In this post, I am going to show you how simple it is to create a custom calendar using Power Query.  If you follow the steps below, you will get a good sense of how capable Power Query is, and may spark your interest to learn more about it.

Different Types of Calendars

There are lots of different ways of creating a custom calendar for use in your Power Pivot workbooks, and plenty of discussion about them on PowerPivotPro.com (25 prior to this one).  Historically I have just used an Excel workbook that I created with all the relevant columns, and enough rows of dates to cover for the next year.  There is one problem with this approach however –  the date over runs when you are looking at last years’ data in a pivot.

over run

As you can see above, we have dates into the future that are showing sales for last year with no sales this year – because we haven’t had “this year” yet.  It is a pain to change the import filter on your Excel calendar each time you refresh (not practicable actually).  You can write some snappy Excel functions in your source calendar table to code around this, or you could make your DAX more complex, but better still – I think this is a great opportunity to learn some new skills – Power Query.

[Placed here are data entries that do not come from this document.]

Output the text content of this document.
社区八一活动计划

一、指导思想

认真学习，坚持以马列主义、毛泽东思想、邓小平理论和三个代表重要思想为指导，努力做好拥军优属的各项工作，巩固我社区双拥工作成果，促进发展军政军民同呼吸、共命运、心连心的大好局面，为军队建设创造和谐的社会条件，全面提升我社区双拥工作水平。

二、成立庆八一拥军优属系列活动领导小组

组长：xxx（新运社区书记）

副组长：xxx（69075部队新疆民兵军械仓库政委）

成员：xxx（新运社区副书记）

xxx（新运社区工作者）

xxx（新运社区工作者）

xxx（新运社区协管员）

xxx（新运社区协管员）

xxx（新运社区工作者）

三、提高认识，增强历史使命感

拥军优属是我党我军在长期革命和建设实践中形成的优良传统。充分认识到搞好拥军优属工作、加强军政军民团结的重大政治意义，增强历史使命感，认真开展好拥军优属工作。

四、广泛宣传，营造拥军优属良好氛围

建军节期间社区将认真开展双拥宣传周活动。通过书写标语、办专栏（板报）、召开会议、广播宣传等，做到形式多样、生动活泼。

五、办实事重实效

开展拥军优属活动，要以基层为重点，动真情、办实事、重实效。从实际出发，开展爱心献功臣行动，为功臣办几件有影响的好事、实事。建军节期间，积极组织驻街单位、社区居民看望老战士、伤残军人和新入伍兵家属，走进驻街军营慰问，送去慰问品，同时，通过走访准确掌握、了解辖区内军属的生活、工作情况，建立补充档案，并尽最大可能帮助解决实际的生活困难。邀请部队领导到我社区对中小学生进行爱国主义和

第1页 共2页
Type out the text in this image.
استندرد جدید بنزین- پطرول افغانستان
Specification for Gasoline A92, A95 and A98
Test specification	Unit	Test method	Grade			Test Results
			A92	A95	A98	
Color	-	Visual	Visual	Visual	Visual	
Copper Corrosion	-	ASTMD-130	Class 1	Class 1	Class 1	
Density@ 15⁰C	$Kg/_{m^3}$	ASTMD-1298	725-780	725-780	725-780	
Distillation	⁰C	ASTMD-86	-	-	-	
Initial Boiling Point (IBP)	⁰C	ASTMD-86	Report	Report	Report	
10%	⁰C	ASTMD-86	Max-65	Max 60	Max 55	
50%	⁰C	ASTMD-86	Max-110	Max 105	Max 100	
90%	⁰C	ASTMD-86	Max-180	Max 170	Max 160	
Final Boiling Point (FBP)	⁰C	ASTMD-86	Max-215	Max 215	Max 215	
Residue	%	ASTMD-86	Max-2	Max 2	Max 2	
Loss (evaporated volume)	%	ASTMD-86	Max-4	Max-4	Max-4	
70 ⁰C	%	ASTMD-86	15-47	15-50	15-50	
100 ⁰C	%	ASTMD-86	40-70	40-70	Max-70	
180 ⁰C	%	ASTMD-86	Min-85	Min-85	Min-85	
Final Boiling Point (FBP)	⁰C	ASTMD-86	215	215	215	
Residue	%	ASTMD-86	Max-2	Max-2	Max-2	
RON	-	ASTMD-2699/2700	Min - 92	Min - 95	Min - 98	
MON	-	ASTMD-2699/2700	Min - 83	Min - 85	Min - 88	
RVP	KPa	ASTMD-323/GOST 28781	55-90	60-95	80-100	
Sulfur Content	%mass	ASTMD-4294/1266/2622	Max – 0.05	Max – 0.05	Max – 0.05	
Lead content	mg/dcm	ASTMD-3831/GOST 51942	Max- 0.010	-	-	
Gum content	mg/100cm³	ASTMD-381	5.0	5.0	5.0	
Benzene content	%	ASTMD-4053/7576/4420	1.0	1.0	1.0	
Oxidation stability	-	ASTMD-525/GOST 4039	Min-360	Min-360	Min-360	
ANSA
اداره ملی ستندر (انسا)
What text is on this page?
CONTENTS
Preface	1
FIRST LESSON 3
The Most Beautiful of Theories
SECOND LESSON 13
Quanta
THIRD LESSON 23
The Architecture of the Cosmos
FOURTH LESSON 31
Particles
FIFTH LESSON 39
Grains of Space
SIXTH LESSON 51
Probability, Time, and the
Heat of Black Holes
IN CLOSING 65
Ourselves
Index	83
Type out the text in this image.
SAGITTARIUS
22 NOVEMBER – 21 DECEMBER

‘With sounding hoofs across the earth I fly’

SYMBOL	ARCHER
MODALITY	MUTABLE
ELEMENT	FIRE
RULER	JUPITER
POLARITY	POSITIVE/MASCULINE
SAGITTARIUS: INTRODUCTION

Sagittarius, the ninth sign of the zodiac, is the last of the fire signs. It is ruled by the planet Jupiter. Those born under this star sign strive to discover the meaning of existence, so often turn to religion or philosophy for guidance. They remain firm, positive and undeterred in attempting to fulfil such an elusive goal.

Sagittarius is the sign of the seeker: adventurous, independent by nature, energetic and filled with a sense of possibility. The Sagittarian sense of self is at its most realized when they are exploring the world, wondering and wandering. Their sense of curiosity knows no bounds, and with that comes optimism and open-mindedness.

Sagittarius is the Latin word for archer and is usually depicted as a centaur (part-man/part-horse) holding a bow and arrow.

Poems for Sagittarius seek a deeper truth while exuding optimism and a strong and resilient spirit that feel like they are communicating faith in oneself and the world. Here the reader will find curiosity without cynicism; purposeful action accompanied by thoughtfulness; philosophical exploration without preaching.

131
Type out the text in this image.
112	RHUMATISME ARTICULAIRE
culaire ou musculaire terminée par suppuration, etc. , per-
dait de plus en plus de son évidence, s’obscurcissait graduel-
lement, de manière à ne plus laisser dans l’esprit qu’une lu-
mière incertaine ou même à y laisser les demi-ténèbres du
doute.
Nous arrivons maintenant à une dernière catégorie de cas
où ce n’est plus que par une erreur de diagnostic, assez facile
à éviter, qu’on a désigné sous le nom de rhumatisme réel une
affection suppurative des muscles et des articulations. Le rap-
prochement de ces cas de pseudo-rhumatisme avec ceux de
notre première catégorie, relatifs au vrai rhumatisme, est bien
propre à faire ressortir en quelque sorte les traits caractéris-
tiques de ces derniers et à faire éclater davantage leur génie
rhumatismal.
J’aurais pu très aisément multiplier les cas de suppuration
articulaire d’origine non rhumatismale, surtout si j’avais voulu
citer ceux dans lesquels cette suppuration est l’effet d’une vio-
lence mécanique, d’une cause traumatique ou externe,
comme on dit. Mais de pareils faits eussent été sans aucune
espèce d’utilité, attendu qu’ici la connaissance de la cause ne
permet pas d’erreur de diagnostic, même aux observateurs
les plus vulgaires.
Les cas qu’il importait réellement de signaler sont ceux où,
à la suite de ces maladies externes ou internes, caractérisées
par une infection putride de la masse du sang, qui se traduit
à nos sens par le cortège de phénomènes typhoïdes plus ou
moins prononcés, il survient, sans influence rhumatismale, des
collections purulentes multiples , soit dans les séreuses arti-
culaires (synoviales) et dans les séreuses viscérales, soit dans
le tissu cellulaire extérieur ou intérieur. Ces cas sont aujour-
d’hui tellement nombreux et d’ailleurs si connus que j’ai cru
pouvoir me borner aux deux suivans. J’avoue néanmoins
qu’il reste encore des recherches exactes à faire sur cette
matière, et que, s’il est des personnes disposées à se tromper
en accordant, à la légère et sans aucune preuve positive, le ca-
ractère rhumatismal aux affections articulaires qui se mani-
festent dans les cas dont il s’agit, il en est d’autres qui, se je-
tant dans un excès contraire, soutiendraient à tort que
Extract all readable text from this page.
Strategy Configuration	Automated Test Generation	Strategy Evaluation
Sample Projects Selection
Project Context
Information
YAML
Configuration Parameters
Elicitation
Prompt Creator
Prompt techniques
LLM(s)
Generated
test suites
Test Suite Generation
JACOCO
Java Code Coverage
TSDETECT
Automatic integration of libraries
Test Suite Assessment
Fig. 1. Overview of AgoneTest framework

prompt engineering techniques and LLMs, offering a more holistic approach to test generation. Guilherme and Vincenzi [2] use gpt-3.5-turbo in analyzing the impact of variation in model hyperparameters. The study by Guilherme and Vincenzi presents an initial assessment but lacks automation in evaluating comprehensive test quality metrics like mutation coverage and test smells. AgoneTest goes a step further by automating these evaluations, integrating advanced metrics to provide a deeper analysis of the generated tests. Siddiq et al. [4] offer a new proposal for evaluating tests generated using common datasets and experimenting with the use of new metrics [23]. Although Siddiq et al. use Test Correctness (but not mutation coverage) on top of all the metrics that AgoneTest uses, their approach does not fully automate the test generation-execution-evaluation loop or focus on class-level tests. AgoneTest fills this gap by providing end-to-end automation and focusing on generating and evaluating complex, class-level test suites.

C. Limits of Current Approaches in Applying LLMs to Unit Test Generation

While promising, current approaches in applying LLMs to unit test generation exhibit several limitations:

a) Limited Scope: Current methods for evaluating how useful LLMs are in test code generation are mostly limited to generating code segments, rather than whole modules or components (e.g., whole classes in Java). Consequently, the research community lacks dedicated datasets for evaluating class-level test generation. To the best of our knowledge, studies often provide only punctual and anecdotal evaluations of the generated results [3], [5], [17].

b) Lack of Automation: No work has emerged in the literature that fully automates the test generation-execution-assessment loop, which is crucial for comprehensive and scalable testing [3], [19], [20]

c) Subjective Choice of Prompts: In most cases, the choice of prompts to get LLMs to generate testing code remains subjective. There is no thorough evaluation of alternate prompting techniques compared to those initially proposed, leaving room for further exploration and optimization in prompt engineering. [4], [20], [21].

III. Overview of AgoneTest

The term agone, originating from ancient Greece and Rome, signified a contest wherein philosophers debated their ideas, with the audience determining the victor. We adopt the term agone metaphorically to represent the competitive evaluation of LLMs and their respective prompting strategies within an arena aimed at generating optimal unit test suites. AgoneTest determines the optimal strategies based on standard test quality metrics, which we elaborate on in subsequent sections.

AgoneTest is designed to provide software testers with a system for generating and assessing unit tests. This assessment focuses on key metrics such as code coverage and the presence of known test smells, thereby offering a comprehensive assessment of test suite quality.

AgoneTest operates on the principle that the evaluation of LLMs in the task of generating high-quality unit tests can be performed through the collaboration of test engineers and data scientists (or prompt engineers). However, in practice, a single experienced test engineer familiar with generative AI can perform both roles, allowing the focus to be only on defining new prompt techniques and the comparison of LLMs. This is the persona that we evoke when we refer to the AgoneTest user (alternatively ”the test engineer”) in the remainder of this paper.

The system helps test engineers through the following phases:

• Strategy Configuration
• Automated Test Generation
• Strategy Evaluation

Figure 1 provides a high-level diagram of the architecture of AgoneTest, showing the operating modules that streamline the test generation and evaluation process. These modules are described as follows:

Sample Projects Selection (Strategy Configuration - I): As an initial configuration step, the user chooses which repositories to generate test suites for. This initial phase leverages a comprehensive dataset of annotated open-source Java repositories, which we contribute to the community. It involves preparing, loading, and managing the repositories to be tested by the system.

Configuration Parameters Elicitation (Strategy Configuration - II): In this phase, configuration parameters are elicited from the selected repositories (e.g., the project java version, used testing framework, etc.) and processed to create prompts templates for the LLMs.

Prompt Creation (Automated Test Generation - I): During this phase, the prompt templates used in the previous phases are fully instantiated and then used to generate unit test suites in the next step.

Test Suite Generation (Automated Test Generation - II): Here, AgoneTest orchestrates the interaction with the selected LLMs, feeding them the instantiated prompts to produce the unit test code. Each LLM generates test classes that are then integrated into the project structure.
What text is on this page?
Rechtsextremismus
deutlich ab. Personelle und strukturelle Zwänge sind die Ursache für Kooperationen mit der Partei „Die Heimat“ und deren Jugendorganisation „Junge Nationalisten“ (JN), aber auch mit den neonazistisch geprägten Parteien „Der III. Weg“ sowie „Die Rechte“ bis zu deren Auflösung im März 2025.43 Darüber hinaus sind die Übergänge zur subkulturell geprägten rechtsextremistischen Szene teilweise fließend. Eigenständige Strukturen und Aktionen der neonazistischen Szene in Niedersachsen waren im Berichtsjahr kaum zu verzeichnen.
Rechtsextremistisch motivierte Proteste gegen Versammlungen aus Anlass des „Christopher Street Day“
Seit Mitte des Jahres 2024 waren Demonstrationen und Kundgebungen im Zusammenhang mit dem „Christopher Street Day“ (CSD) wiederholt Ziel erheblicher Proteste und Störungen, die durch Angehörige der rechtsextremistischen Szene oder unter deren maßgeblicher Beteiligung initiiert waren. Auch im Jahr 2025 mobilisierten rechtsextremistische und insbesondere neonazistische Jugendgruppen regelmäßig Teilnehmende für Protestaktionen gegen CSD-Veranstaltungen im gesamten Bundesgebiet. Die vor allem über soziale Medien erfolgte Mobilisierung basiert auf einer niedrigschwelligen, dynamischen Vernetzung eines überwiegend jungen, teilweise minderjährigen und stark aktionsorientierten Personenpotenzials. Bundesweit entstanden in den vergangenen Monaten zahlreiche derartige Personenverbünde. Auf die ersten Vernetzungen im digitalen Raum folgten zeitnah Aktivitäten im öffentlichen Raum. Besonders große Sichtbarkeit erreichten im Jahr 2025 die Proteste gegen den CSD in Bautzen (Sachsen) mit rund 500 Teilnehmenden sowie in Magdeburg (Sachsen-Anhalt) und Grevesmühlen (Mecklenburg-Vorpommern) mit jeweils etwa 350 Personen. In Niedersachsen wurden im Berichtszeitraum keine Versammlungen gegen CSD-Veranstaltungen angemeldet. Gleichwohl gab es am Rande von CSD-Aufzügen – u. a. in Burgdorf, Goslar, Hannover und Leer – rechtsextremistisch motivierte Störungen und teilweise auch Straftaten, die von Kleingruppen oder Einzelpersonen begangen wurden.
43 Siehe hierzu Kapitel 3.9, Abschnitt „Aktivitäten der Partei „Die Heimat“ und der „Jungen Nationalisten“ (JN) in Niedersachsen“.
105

Building a custom calendar from scratch in Power Query is actually quite straight forward, and I am going to take you through it step by step below.

First Create a New Blank Power Query Workbook.

The Blank Query option is right at the bottom of the “From Other Sources” menu.

blank query

If you haven’t done so already, turn on your Formula bar from the view menu.  You will need this so you can easily see the Power Query Code that is generated by the UI tools, and also to allow you to edit the code by hand when needed.